Leigh Vincola is a writer, food systems advocate and, she says, emerging yoga teacher. She lives in Providence.

The first half of November is the sweetest time of year. It is here we fall back and slow down, way down. Only the oak leaves remain, clinging to the silhouette of ancient bark and branch as the sun sets in late afternoon. The earth goes quiet and so do I.

Everyone around me grows depressed as the daylight wanes and thoughts of long winters take up space in their minds. I, on the other hand, settle into my knowing season and a warm flame grows deep inside me. The word around me finally matches the vibration I am at my most whole. Quiet, internal, reflective.

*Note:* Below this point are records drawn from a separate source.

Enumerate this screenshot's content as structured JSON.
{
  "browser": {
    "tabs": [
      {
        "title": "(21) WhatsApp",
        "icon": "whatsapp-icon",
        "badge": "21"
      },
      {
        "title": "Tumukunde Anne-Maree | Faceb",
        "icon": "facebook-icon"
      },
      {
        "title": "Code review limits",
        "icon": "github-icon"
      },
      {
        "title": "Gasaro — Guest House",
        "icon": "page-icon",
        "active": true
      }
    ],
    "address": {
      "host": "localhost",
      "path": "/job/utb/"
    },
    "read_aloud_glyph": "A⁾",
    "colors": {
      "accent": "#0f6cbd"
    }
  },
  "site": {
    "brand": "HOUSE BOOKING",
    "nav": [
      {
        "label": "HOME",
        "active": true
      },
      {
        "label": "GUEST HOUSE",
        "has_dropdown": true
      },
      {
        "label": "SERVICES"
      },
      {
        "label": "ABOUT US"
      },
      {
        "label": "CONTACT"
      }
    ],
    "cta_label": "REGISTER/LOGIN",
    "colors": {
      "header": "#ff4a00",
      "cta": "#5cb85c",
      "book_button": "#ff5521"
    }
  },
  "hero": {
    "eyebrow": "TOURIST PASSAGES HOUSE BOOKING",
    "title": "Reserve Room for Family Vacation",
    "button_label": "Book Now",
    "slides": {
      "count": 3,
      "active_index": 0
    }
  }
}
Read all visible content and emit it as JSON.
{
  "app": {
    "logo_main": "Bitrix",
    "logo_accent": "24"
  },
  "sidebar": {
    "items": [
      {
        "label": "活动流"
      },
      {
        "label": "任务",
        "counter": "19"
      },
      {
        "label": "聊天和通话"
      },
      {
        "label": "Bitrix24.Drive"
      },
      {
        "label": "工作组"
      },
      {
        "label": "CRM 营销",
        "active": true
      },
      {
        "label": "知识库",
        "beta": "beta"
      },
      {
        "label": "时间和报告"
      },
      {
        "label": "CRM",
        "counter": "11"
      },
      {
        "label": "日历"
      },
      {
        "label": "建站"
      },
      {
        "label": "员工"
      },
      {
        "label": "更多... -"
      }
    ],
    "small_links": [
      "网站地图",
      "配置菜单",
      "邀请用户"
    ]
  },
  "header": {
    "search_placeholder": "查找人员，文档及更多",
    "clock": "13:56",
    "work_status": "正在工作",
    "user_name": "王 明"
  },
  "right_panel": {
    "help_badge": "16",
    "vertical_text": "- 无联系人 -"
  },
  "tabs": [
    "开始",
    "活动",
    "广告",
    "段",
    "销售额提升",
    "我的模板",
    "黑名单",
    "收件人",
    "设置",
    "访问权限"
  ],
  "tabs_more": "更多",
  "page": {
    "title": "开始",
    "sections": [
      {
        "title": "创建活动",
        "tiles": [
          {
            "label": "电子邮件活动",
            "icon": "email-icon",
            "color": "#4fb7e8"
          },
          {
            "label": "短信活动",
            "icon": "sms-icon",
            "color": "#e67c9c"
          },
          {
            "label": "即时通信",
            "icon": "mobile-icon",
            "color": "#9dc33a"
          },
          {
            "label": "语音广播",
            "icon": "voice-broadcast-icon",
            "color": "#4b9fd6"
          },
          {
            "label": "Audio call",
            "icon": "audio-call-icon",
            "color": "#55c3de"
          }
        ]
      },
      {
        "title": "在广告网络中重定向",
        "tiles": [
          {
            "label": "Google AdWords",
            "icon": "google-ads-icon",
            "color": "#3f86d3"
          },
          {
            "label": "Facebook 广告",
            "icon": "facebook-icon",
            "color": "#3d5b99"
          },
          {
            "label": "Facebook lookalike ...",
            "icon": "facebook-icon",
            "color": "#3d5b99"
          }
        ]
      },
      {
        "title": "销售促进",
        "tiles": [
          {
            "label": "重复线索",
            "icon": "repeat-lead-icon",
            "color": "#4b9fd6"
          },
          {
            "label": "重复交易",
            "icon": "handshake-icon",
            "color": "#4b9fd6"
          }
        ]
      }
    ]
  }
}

I grew an affection for this time of year when I was living with my mother on an island after graduating college. Summer turned to fall and I was painting houses to save up money before moving out west. By November my mother began re-doing her bathroom, the bathroom with the only shower in the house. I grew accustomed in those dark days, to taking a bath in the upstairs bathroom, in a deep clawfoot tub that faced an open window. I would light a candle and place it on the toilet while letting the tub fill with warm water and scented bubbles. As I washed off the paint and chemicals from the day, I could see the windy road in front of the house and the knotted shapes of island scrub oaks against the backdrop of a blue-black sky. By the time I finished my bath, the first stars would make themselves known the moon would begin its nightly rise. As the days continue towards the holidays, little white lights strung fondly on the neighbor’s cabin became part of the landscape.

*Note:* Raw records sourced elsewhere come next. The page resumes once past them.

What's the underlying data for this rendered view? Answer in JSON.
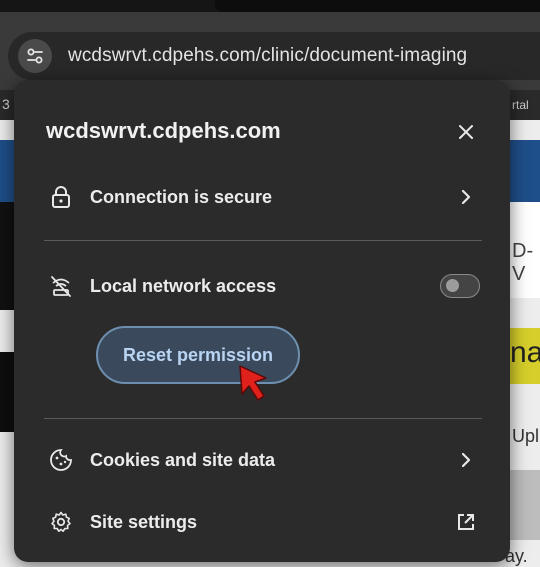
{
  "omnibox": {
    "url": "wcdswrvt.cdpehs.com/clinic/document-imaging",
    "site_info_icon": "tune-icon"
  },
  "background_page": {
    "bookmark_left": "3",
    "bookmark_right": "rtal",
    "side_text_1": "D-V",
    "side_text_2": "na",
    "side_text_3": "Upl",
    "side_text_4": "ay."
  },
  "popup": {
    "title": "wcdswrvt.cdpehs.com",
    "close_icon": "close-icon",
    "connection": {
      "label": "Connection is secure",
      "icon": "lock-icon"
    },
    "local_network": {
      "label": "Local network access",
      "icon": "network-off-icon",
      "enabled": false
    },
    "reset_button": {
      "label": "Reset permission"
    },
    "cookies": {
      "label": "Cookies and site data",
      "icon": "cookie-icon"
    },
    "site_settings": {
      "label": "Site settings",
      "icon": "gear-icon",
      "trailing_icon": "open-external-icon"
    }
  },
  "colors": {
    "popup_bg": "#2b2b2b",
    "button_bg": "#3a4a5c",
    "button_border": "#6d8fb0",
    "button_text": "#b9d4f2",
    "cursor": "#e0201b"
  }
}
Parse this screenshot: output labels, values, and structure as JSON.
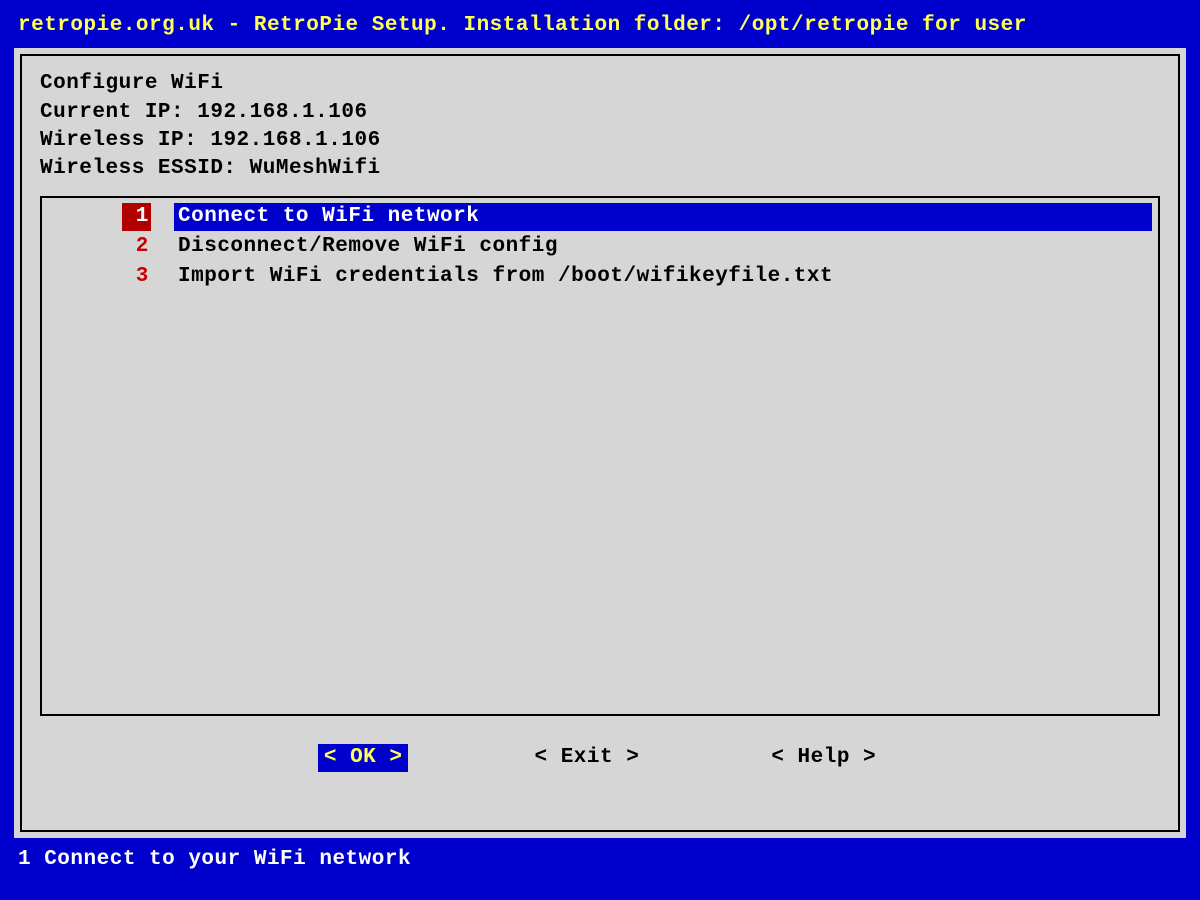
{
  "titlebar": "retropie.org.uk - RetroPie Setup. Installation folder: /opt/retropie for user",
  "dialog": {
    "heading": "Configure WiFi",
    "current_ip_label": "Current IP:",
    "current_ip_value": "192.168.1.106",
    "wireless_ip_label": "Wireless IP:",
    "wireless_ip_value": "192.168.1.106",
    "wireless_essid_label": "Wireless ESSID:",
    "wireless_essid_value": "WuMeshWifi"
  },
  "menu": {
    "items": [
      {
        "num": "1",
        "label": "Connect to WiFi network",
        "selected": true
      },
      {
        "num": "2",
        "label": "Disconnect/Remove WiFi config",
        "selected": false
      },
      {
        "num": "3",
        "label": "Import WiFi credentials from /boot/wifikeyfile.txt",
        "selected": false
      }
    ]
  },
  "buttons": {
    "ok": "<  OK  >",
    "exit": "< Exit >",
    "help": "< Help >"
  },
  "statusbar": "1 Connect to your WiFi network"
}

It’s been twenty years since those baths, but the resonance of their ritual buried itself deep inside me. Today, as I search for more ways to unplug and tap into a pre-Internet internal rhythm, that soothing resonance from years ago re-surfaces when the calendar turns to month eleven.

In November I take a deep breath, my body softens and my roots grow down. I walk in afternoon woods and crunch gold and brown leaves under my boots. I grow tired at my desk at 4:00 p.m., ambling towards home as soon as I can to roast vegetables and stir soups. I begin indoor projects, hanging art and painting walls, and my pen finds its way back to the page. The whole winter of quietude lays ahead of me. There is so much peace in that. So much space.

It is in the quiet, dark spaces when we are encouraged to go inward that my fire glows strongest. Some of us thrive here, but we are not many. We are taught we should always be doing and achieving and engaging, and learn to numb out the dark spaces in between. But we need this space; without it we have little to give.

The holidays are coming but they’re not here yet. So for right now, take pause, take space and sip the sweet nectar of early November.